Jennifer M. Wood and Mental Floss present 14 Flesh-Eating Facts About Cabin Fever.  Here are three of my favorites…

6. THE SAME STUDIOS THAT PASSED ON PRODUCING THE FILM ENGAGED IN A BIDDING WAR FOR THE FINISHED PRODUCT.
Though Roth’s original plan for the film was to sell the script and have a studio produce it, no one was interested in buying it (hence the aforementioned eight-year process of getting it made). But a successful showing at the 2002 Toronto International Film Festival changed all that: the film sparked a bidding war, with Lionsgate ultimately emerging victorious. Roth was paid $3.5 million for the film, and promised $12 million in prints and advertising. Of the many studios competing to acquire Cabin Fever, most had already passed on producing it.

8. PETER JACKSON WAS A FAN.
After hearing about Cabin Fever from several of his The Lord of the Rings collaborators, Peter Jackson requested that a print be sent to him in New Zealand, where he was filming The Return of the King. Impressed by what he was seeing, Jackson shut down production on his own film—twice!—to screen Cabin Fever for his cast and crew. Eventually, Jackson invited Roth to The Lord of the Rings set, where he offered to supply Roth with a quote about the film for his production materials. It read: “Brilliant! Fantastic! Horror fans have been waiting years for a movie like Cabin Fever. I loved it!”

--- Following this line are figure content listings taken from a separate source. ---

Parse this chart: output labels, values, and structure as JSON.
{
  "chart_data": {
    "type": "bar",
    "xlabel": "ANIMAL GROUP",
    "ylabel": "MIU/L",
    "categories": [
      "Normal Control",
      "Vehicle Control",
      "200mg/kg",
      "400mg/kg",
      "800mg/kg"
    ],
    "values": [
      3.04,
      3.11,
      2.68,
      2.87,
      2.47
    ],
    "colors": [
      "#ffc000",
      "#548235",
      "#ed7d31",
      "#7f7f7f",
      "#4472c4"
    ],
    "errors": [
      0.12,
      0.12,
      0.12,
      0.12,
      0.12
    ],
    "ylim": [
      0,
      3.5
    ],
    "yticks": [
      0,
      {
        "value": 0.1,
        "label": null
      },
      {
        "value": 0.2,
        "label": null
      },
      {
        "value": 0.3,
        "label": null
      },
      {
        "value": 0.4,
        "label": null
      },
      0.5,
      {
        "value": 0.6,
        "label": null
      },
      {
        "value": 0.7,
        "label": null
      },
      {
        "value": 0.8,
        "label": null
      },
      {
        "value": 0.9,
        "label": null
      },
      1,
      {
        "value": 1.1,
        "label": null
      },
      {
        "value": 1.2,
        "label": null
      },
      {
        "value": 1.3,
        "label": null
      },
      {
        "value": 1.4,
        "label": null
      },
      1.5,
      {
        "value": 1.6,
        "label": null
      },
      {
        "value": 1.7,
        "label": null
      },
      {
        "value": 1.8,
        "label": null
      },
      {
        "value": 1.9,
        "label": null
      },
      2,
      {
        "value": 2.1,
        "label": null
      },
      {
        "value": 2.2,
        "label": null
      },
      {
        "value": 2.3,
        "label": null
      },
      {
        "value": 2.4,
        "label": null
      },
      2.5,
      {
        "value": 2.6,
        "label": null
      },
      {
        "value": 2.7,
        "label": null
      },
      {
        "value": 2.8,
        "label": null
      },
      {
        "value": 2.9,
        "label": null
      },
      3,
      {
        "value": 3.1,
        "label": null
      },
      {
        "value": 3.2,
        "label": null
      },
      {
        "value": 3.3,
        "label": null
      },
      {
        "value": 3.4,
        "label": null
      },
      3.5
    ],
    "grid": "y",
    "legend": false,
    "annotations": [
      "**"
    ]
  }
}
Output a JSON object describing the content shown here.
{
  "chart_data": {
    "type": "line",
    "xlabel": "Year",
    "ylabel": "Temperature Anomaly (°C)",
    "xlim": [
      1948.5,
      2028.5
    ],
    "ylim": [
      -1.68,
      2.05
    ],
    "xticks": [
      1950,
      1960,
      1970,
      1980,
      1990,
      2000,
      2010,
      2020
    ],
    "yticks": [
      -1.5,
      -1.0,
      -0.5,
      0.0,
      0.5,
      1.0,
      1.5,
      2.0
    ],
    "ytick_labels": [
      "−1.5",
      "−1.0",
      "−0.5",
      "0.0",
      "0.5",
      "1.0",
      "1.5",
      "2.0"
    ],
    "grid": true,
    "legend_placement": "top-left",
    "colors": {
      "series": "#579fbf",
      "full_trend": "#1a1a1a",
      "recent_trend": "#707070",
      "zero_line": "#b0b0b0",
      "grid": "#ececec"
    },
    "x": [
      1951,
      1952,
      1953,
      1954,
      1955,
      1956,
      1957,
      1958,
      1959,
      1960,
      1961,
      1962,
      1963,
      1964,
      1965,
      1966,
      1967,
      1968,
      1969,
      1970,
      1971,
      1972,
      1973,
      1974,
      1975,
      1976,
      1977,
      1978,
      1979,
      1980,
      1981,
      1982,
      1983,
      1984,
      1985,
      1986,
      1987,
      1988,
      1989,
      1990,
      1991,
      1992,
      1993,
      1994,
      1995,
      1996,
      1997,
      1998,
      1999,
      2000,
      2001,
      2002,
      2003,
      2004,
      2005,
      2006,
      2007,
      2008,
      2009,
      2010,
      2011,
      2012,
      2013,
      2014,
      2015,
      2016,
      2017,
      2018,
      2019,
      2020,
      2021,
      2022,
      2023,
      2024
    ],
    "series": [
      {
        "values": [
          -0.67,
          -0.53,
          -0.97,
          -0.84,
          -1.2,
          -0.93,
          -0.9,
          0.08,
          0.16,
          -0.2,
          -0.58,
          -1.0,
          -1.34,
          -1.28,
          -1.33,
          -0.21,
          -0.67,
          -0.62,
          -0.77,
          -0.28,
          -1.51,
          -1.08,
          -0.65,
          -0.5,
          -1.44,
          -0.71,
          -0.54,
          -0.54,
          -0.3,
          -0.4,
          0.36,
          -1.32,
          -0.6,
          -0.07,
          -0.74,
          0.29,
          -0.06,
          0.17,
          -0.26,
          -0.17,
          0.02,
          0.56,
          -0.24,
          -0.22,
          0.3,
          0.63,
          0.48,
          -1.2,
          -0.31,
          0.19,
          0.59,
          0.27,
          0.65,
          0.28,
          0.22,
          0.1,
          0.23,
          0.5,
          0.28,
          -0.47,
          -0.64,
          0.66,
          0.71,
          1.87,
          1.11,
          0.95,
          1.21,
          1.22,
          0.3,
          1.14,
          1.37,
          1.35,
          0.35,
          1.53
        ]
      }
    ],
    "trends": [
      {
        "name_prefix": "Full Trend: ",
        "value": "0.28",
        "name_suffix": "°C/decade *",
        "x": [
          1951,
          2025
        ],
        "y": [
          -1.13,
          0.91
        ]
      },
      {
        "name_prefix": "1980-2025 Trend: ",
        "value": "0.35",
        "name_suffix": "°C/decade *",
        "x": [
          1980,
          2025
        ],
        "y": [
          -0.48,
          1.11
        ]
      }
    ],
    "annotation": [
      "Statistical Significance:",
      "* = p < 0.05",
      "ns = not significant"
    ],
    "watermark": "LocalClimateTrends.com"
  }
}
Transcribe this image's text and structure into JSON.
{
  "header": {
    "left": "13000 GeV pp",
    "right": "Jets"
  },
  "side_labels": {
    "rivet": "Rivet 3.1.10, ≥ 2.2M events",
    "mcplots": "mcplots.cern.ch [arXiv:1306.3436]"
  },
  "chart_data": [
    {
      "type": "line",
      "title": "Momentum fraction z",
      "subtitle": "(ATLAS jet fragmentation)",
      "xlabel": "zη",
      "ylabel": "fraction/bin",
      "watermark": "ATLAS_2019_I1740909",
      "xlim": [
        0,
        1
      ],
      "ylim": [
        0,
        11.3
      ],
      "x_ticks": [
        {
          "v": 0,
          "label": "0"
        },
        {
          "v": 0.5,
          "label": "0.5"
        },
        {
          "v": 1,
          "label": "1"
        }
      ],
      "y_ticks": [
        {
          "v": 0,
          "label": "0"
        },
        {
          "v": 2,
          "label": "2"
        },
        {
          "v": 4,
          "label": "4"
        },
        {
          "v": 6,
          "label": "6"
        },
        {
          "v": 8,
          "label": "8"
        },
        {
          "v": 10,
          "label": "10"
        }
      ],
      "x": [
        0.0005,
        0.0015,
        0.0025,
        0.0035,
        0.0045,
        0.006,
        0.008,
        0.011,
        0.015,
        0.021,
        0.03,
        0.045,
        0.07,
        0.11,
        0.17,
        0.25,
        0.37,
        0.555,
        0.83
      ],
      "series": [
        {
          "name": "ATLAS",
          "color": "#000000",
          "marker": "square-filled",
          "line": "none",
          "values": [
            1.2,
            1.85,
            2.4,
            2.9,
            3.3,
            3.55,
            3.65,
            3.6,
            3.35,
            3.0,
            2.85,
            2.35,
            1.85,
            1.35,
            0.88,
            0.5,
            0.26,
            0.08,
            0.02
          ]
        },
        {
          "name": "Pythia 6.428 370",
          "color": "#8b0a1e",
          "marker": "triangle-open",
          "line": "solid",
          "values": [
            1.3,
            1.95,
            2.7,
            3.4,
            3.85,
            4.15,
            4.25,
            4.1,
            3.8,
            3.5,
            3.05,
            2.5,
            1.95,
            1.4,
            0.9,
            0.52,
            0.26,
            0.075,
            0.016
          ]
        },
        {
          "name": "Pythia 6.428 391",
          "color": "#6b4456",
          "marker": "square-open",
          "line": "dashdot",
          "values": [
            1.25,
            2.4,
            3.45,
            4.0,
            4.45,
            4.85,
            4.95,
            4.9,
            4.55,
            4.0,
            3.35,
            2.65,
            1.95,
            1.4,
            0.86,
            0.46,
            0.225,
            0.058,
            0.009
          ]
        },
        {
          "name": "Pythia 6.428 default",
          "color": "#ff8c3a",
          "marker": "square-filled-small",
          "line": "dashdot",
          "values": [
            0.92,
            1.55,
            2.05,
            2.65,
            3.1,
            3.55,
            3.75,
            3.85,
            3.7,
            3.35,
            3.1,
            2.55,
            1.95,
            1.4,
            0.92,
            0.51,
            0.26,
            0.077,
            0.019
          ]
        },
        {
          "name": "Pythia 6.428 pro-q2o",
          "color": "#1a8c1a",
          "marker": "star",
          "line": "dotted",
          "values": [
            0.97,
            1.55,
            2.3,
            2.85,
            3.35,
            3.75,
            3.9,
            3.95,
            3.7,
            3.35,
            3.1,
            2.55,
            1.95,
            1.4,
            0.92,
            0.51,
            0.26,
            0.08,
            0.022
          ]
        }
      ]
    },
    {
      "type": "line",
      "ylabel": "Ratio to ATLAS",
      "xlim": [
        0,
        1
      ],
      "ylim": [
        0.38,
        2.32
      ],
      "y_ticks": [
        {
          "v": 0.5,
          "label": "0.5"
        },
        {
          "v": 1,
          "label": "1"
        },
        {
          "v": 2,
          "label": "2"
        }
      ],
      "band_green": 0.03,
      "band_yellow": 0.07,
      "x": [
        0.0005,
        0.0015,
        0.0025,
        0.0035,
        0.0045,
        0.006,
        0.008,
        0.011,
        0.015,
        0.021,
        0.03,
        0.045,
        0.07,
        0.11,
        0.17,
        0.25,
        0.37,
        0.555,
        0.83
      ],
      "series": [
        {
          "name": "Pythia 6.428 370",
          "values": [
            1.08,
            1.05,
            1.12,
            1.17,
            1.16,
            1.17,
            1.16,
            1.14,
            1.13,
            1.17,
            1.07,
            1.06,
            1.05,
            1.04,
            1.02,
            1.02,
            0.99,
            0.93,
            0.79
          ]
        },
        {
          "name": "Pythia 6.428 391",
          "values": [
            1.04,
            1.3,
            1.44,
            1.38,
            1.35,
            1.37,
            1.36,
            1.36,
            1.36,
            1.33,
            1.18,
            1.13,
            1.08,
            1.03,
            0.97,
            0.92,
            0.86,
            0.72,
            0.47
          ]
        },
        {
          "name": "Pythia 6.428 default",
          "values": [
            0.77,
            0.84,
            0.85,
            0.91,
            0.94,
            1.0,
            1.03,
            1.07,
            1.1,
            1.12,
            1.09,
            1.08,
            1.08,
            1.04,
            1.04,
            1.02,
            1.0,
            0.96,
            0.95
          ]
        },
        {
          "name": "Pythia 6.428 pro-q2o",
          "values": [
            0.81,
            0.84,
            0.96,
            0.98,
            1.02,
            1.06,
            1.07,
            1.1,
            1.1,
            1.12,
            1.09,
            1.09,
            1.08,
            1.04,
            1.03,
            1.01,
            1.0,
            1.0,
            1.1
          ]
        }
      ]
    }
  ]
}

9. QUENTIN TARANTINO DECLARED ROTH “THE FUTURE OF HORROR.”
In a 2004 interview with Premiere, Quentin Tarantino talked at length about his admiration for Cabin Fever, and called Roth “the future of horror.” The admiration was mutual. Tarantino and Roth would go on to become good friends and regular collaborators. In addition to directing Thanksgiving, one of the fake trailers in the middle of Tarantino and Robert Rodriguez’s Grindhouse, and playing Dov in the film, Roth had a major role as Sergeant Donny Donowitz in Tarantino’s Inglourious Basterds (2009).